Na realidade o nosso tempo,
caracterizado pela globalização, com seus aspectos positivos e
negativos, e também por sangrentos conflitos ainda em curso e por
ameaças de guerra, requer um renovado e concorde empenho na busca do bem
comum, do desenvolvimento de todo o homem e do homem todo.
Causam apreensão os focos de tensão e
conflito causados por crescentes desigualdades entre ricos e pobres,
pelo predomínio duma mentalidade egoísta e individualista que se exprime
inclusivamente por um capitalismo financeiro desregrado. Além de
variadas formas de terrorismo e criminalidade internacional, põem em
perigo a paz aqueles fundamentalismos e fanatismos que distorcem a
verdadeira natureza da religião, chamada a favorecer a comunhão e a
reconciliação entre os homens.
E no entanto as inúmeras obras de paz,
de que é rico o mundo, testemunham a vocação natural da humanidade à
paz. Em cada pessoa, o desejo de paz é uma aspiração essencial e
coincide, de certo modo, com o anelo por uma vida humana plena, feliz e
bem sucedida. Por outras palavras, o desejo de paz corresponde a um
princípio moral fundamental, ou seja, ao dever-direito de um
desenvolvimento integral, social, comunitário, e isto faz parte dos
desígnios que Deus tem para o homem. Na verdade, o homem é feito para a
paz, que é dom de Deus.
Tudo isso me sugeriu buscar inspiração,
para esta Mensagem, às palavras de Jesus Cristo: «Bem--aventurados os
obreiros da paz, porque serão chamados filhos de Deus» (Mt 5, 9).
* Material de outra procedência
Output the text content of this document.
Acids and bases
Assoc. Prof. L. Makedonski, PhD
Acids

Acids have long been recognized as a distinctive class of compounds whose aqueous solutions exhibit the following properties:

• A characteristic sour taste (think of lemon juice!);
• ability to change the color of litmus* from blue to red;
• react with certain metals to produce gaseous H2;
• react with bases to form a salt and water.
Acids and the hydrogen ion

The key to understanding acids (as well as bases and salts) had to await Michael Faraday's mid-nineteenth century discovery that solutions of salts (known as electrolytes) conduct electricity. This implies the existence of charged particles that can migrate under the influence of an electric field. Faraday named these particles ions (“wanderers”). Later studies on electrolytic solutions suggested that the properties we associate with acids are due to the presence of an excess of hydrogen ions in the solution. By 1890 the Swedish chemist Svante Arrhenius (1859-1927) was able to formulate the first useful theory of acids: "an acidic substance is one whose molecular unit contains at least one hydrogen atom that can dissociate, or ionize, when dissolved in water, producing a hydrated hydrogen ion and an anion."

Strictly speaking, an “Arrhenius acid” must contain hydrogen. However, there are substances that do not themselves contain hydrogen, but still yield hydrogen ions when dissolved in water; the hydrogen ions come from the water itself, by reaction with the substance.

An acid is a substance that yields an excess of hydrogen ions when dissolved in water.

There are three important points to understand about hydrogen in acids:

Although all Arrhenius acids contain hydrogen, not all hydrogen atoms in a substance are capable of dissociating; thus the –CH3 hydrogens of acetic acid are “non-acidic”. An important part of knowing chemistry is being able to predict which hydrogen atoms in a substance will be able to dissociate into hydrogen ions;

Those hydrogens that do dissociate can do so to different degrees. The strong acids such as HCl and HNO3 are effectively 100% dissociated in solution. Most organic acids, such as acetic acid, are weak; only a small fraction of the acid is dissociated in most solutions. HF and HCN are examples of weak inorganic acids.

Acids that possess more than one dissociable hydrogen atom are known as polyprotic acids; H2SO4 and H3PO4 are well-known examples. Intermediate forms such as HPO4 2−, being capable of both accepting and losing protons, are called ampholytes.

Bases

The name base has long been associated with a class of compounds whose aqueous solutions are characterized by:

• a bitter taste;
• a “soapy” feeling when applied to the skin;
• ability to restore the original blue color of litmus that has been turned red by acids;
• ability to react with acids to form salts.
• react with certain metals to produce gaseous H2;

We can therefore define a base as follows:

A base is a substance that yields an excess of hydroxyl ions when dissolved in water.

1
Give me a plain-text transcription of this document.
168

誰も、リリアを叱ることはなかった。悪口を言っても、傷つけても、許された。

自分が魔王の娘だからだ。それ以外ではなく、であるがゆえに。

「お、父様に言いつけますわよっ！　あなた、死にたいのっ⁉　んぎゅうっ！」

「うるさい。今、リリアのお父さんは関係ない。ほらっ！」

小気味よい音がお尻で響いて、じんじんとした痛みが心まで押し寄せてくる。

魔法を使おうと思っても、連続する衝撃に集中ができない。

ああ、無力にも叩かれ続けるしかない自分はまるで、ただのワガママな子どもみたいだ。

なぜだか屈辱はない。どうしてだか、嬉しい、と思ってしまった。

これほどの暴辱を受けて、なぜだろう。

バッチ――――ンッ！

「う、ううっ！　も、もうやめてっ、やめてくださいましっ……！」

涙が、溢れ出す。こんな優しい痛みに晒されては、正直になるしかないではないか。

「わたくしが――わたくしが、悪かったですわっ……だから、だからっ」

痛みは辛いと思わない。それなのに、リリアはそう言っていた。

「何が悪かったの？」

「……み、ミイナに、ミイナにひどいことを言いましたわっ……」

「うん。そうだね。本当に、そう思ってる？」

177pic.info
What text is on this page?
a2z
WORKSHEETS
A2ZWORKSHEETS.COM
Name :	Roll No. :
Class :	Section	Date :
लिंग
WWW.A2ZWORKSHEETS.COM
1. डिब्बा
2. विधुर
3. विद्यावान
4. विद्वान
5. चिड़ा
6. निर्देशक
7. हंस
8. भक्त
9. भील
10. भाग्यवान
A bem-aventurança evangélica
2. As bem-aventuranças proclamadas por
Jesus (cf. Mt 5, 3-12; Lc 6, 20-23) são promessas. Com efeito, na
tradição bíblica, a bem-aventurança é um género literário que traz
sempre consigo uma boa nova, ou seja um evangelho, que culmina numa
promessa. Assim, as bem-aventuranças não são meras recomendações morais,
cuja observância prevê no tempo devido – um tempo localizado geralmente
na outra vida – uma recompensa, ou seja, uma situação de felicidade
futura; mas consistem sobretudo no cumprimento duma promessa feita a
quantos se deixam guiar pelas exigências da verdade, da justiça e do
amor. Frequentemente, aos olhos do mundo, aqueles que confiam em Deus e
nas suas promessas aparecem como ingénuos ou fora da realidade; ao passo
que Jesus lhes declara que já nesta vida – e não só na outra – se darão
conta de serem filhos de Deus e que, desde o início e para sempre, Deus
está totalmente solidário com eles. Compreenderão que não se encontram
sozinhos, porque Deus está do lado daqueles que se comprometem com a
verdade, a justiça e o amor. Jesus, revelação do amor do Pai, não hesita
em oferecer-Se a Si mesmo em sacrifício. Quando se acolhe Jesus Cristo,
Homem-Deus, vive-se a jubilosa experiência de um dom imenso: a
participação na própria vida de Deus, isto é, a vida da graça, penhor
duma vida plenamente feliz. De modo particular, Jesus Cristo dá-nos a
paz verdadeira, que nasce do encontro confiante do homem com Deus.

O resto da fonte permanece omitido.